Suelen abundar los recuentos biográficos de artistas en hitos vividos en la infancia que despiertan vocaciones y determinan carreras futuras. A Lalo Schifrin (1932-2025), sin embargo, si aquello le llegó fue en sentido inverso, pues cuando se acercó a un cine de Buenos Aires para ver “Rapsodia en azul” (Irving Rapper, 1945), la película en la que Metro-Goldwyn-Mayer romantizaba la vida del compositor George Gershwin, no encontró allí hallazgos ni descubrimientos, sino algo que se parecía mucho a su vida cotidiana. Para el hijo del primer violinista de la Filarmónica de Buenos Aires y último eslabón de una familia de larga tradición musical, los ensayos y las representaciones de óperas eran algo tan cotidiano como para haberle hecho desarrollar una pesadilla recurrente que le perseguiría toda la vida: la escena del acuchillamiento final de “Lucia di Lammermoor” (Gaetano Donizetti, 1835) dirigida por Arturo Toscanini. Y no, Gershwin tampoco era novedad: el director del monumental Teatro Colón de Buenos Aires ya lo había hecho subir al escenario para interpretarla al piano tras descubrir que era una de las pocas personas de la capital que conocía sus partituras. Algo que, para un chaval de apenas 13 años, no dejaba de resultar sintomático de la vida que lo aguardaba.

Lalo Schifrin (izquierda) con el batería Mel Lewis (derecha) escuchando a Dizzy Gillespie (piano), 1960. Foto: Bill Wagg (Getty Images)
Lalo Schifrin (izquierda) con el batería Mel Lewis (derecha) escuchando a Dizzy Gillespie (piano), 1960. Foto: Bill Wagg (Getty Images)

Preludio

Porque de lo que no cabe duda es de que Schifrin era un tipo que derrochaba talento, y nadie que pasó a su lado dejó perder la oportunidad de absorberlo: Chet Baker, Astor Piazzolla, Xavier Cugat, Sarah Vaughan, Stan Getz o Quincy Jones lo reclamarían a su lado. En París, donde viajó para formarse en el conservatorio, Olivier Messiaen lo reconoció como uno de los suyos y, tras verlo al piano en las humeantes caves jazz del Barrio Latino, el dandi y magnate discográfico Eddie Barclay le daría la alternativa como compositor. Pero si alguien resultó fundamental para Schifrin ese fue Dizzy Gillespie, a quien conoció al paso del trompetista por Buenos Aires y con quien arrancaría los que calificaría como “los años más felices de su vida”. Enrolado como pianista y compositor en la banda, Schifrin será el artífice de una de sus piezas mayores, el álbum “Gillespiana” (Verve, 1960), que le abriría de par en par las puertas de la escena jazz de Nueva York.

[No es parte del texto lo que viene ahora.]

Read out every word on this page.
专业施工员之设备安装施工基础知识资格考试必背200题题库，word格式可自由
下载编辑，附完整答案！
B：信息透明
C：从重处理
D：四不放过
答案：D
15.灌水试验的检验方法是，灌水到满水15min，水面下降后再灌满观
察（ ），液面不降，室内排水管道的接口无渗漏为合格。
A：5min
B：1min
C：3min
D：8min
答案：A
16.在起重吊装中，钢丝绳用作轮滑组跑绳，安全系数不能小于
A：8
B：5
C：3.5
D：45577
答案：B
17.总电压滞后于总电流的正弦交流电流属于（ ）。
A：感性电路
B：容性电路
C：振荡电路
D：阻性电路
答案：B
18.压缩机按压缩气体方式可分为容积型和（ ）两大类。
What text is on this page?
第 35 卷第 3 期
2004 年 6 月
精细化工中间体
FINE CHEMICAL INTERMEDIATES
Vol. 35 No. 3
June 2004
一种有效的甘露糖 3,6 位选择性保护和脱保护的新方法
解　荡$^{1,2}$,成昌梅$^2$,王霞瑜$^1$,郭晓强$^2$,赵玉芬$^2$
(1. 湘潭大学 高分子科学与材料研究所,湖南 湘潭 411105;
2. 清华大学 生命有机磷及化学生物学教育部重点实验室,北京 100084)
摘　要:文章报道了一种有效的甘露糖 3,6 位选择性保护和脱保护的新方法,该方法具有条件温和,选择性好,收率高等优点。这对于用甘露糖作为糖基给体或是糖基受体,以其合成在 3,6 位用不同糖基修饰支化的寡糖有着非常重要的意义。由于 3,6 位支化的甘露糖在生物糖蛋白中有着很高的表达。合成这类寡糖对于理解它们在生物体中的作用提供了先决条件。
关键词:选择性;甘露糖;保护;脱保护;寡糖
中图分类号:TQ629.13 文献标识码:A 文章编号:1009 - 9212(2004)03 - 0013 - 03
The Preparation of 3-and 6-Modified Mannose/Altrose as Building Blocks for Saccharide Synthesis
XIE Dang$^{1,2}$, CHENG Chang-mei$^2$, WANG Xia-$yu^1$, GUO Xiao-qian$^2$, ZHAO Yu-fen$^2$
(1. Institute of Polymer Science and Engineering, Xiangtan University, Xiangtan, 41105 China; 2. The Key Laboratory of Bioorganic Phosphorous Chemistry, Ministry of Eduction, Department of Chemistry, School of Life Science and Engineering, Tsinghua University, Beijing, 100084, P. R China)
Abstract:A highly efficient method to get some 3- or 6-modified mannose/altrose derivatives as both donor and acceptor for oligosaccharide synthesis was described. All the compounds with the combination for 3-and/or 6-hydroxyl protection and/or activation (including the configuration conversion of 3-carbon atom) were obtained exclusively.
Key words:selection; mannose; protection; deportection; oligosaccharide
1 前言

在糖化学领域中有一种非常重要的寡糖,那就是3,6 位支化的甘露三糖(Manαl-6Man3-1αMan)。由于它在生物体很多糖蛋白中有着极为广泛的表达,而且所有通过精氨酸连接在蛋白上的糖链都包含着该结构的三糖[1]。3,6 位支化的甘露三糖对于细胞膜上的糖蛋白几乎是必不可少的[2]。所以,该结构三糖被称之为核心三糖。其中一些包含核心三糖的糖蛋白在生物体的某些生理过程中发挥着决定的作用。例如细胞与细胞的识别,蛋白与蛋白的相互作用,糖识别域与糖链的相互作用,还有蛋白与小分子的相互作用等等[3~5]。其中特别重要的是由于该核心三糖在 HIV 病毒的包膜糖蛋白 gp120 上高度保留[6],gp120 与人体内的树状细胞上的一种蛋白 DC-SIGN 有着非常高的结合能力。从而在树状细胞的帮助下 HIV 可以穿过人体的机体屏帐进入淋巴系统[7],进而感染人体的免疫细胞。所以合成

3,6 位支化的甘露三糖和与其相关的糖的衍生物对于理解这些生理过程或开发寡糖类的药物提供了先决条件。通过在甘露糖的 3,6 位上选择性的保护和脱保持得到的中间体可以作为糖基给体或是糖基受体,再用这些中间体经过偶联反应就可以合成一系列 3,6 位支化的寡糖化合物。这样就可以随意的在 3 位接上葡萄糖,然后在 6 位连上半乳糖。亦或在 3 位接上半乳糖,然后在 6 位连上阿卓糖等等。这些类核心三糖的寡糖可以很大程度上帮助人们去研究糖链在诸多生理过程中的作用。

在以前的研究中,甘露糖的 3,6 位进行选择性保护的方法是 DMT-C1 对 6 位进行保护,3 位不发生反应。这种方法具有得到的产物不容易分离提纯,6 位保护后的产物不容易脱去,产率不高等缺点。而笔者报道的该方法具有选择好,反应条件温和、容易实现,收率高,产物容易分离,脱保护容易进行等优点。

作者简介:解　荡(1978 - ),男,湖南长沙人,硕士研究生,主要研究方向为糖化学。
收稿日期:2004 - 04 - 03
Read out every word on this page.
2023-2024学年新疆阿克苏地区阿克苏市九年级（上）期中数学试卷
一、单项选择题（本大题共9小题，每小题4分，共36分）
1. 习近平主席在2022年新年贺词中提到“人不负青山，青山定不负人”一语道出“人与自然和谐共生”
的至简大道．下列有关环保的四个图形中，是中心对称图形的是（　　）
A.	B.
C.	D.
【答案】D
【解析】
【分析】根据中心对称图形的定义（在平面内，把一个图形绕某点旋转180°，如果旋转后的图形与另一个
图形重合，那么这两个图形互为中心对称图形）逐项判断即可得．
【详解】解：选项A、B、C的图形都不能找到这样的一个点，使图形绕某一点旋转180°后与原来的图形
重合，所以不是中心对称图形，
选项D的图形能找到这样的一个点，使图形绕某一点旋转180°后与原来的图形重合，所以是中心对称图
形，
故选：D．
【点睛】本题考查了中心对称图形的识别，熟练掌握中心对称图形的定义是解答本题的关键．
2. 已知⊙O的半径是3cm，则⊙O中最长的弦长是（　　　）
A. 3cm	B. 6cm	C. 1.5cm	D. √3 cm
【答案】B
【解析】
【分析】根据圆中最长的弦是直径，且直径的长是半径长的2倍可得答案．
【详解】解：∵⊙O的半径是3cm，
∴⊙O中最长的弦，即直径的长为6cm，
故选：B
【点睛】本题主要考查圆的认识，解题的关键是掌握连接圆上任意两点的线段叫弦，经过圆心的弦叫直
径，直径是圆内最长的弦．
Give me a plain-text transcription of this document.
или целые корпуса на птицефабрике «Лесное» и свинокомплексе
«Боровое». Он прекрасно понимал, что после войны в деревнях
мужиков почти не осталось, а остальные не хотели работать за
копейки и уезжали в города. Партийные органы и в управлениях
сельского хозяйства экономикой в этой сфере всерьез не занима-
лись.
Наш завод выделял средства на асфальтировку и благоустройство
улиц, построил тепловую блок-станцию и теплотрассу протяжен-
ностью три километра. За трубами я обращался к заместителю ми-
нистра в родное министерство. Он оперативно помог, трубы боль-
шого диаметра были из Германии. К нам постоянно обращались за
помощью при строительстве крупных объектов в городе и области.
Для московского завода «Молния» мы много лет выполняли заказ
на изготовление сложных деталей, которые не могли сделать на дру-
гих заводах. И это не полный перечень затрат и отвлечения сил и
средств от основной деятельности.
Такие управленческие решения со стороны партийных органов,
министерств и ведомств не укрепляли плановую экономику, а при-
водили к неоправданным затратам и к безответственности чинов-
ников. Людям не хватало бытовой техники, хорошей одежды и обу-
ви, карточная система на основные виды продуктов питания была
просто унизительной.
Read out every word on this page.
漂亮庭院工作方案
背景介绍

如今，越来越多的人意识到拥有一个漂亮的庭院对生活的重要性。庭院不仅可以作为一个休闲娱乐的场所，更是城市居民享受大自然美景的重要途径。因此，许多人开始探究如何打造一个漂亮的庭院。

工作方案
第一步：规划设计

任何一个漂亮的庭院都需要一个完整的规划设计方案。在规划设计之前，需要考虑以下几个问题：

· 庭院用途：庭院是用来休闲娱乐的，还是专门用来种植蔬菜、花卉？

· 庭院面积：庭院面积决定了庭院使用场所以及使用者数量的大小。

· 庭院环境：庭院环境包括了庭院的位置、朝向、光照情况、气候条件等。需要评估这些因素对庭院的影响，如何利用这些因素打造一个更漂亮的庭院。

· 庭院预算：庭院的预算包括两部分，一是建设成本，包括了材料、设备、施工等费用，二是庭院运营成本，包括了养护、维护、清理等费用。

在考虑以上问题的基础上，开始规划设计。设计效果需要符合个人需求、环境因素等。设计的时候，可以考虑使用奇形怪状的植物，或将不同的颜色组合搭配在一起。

Pero hasta un margen tan amplio como el que ofrecía Gillespie comenzó a quedarse estrecho para Schifrin. Y quiso el azar que la discográfica Verve, para la que había cumplido unos primeros y muy arriesgados experimentos marcados por la audacia del eclecticismo –misas jazz, colisiones con la música orquestal, álbumes inspirados en la obra de Peter Weiss “Marat/Sade” (1963): nada se antojaba imposible–, fuera adquirida por la Metro. Para entonces, Schifrin ya había pasado el Rubicón del tema con la cifra cabalística del millón de copias vendidas –“The Cat”, para el organista Jimmy Smith– y la serie “Misión: imposible” (Bruce Geller, 1966-1973) resopló en el horizonte.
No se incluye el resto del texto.